お皿にお菓子を丁寧に並べて、お盆にすべてを載せて俺の座る目の前のテーブルに置いた。
「ありがとう」
「いえいえ」
凛ちゃんも俺の隣に座った。
いつもと同じように真横で近い距離。
「ふふ、落ち着かないっていう顔してますね」
「初めてだからな……。あと正直に言うと、俺の家と環境が違いすぎる」
「落ち着かないお兄さん、久々に見ました。
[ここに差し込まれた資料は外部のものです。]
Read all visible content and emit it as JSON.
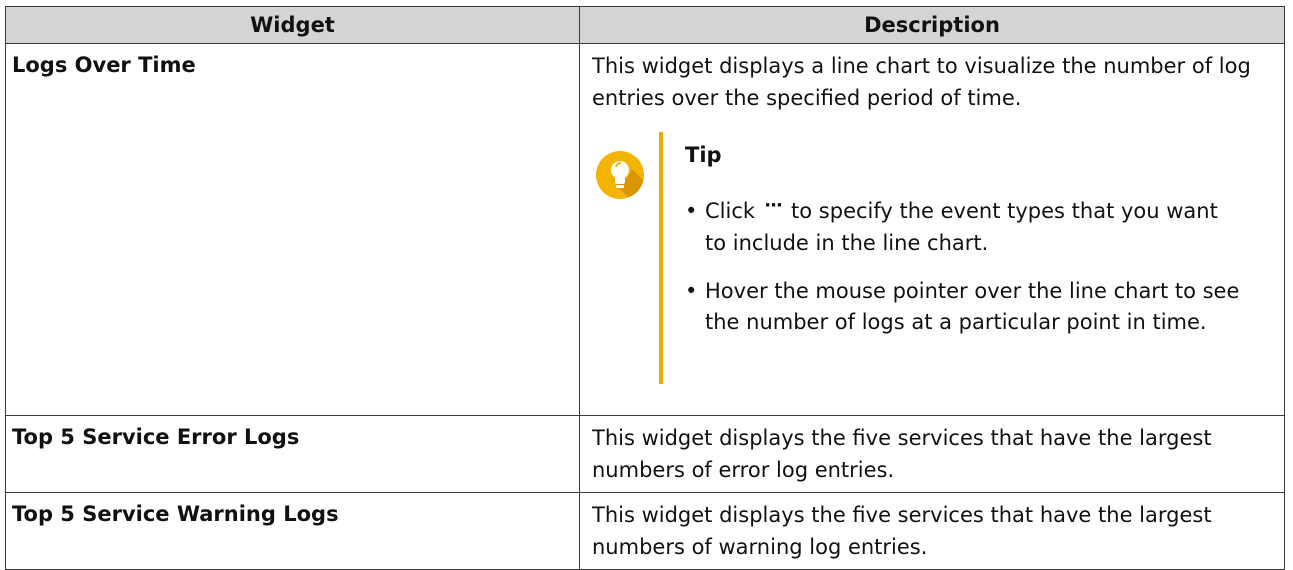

最初の頃もちょっとありましたけど、あの時とはまた違って100%落ち着かないって顔、可愛いですよ」
「茶化さないでよ……」
「心配しなくても、とって食べたりなんかしませんよ?」
凛ちゃんが、いつも以上に生き生きしている。
やっぱりホームとかアウェーとかって、結構な影響があるような気がする。
「ま、お兄さんにとっては、食べられた方がいいんですかね?」
「なんでそうなる!?」
「だって、いかがわしい妄想を勝手にしてたじゃないですか」
「そ、それは忘れてほしい……」
最初は関係性的に、そういう意味でまずい展開だとしか思わなかった。
それをすぐに見抜かれて、若干いじられるネタになっている。
凛ちゃんの中だけでいじってくれるならいいが、妹の前で言われたら、本気で去勢させられそう。
「まま、今日はゆっくりしてください」
「うん」
俺の返事にまたニコッと笑うと、カップを手にとって紅茶を口にする。
その紅茶を飲む姿も、とても絵になっているなと自然と見惚れてしまった。